Factors Governing Light Attenuation in Upper Segments of the James and York Estuaries and Their Influence on Primary Producers

Upper estuarine segments are characterized by mixing of diverse source waters with a variety of constituents that may influence water clarity (e.g., algae, inorganic particulates, dissolved color). We measured turbidity, total suspended solids (TSS), chlorophyll-a (CHLa), dissolved organic carbon (DOC), and chromophoric dissolved organic matter (CDOM) in upper segments of the James and York Estuaries to better understand their role in light attenuation. Turbidity and TSS were found to be the best predictors of inter-site and intra-site variations in light attenuation.
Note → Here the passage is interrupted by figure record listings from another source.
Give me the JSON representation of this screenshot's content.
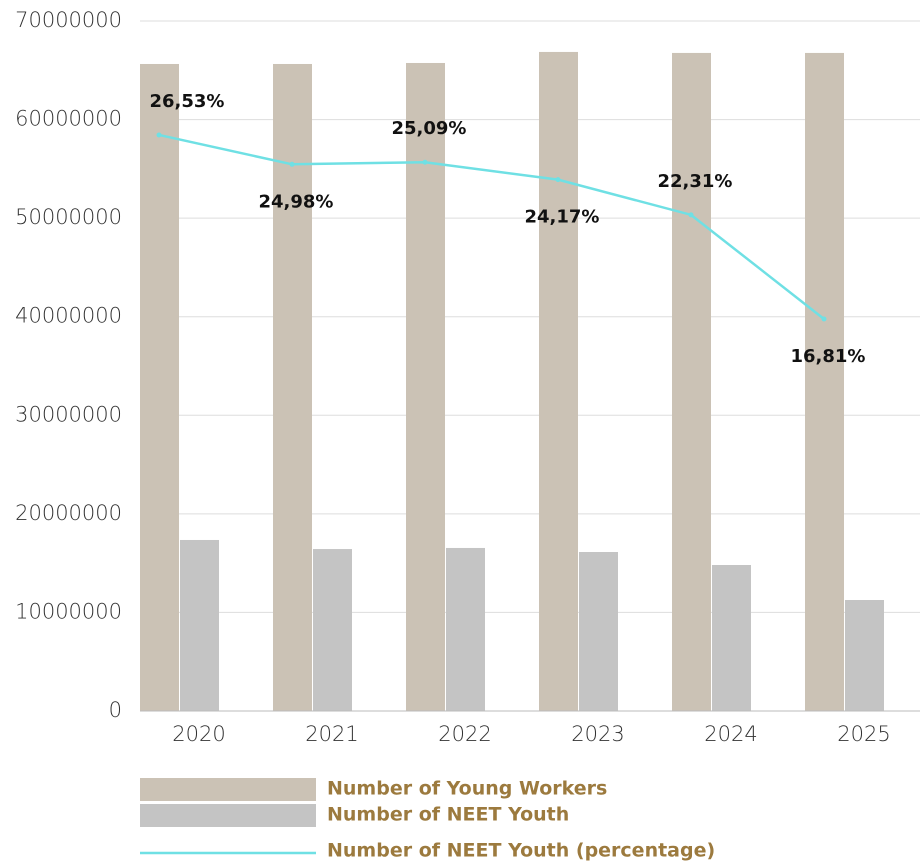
{
  "chart_data": {
    "type": "bar",
    "categories": [
      "2020",
      "2021",
      "2022",
      "2023",
      "2024",
      "2025"
    ],
    "series": [
      {
        "name": "Number of Young Workers",
        "color": "#cbc2b5",
        "values": [
          65640000,
          65640000,
          65740000,
          66860000,
          66760000,
          66760000
        ]
      },
      {
        "name": "Number of NEET Youth",
        "color": "#c4c4c4",
        "values": [
          17350000,
          16430000,
          16540000,
          16130000,
          14810000,
          11260000
        ]
      },
      {
        "name": "Number of NEET Youth (percentage)",
        "type": "line",
        "axis": "y2",
        "color": "#6fe0e4",
        "values": [
          26.53,
          24.98,
          25.09,
          24.17,
          22.31,
          16.81
        ],
        "value_labels": [
          "26,53%",
          "24,98%",
          "25,09%",
          "24,17%",
          "22,31%",
          "16,81%"
        ]
      }
    ],
    "ylim": [
      0,
      70000000
    ],
    "yticks": [
      0,
      10000000,
      20000000,
      30000000,
      40000000,
      50000000,
      60000000,
      70000000
    ],
    "y2lim": [
      -3.9,
      32.55
    ],
    "grid": true,
    "legend": "bottom"
  }
}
CHLa was not found to be a strong predictor of light attenuation, indicating that suspended particulate matter was largely non-algal. CDOM played a greater role in light attenuation in the Pamunkey and Mattaponi sub-estuaries, which derive a greater proportion of their inflow from lowland (Coastal Plain) sources where extensive wetlands and floodplain forest likely serve as a source of CDOM. Although dissolved and particulate components of light attenuation were derived from external (watershed) sources, variation in external inputs (river discharge) was not a strong predictor of estuarine light attenuation. Analysis of long-term (25-year) data indicate trends of decreasing turbidity and increasing water clarity at some sites, coinciding with decreases in river sediment inputs. In the James Estuary, underwater light conditions remain below targets for successful SAV colonization and favor phytoplankton-dominated primary production. Management actions that reduce sediment loads are likely to be the most effective means for improving water clarity in upper estuarine segments.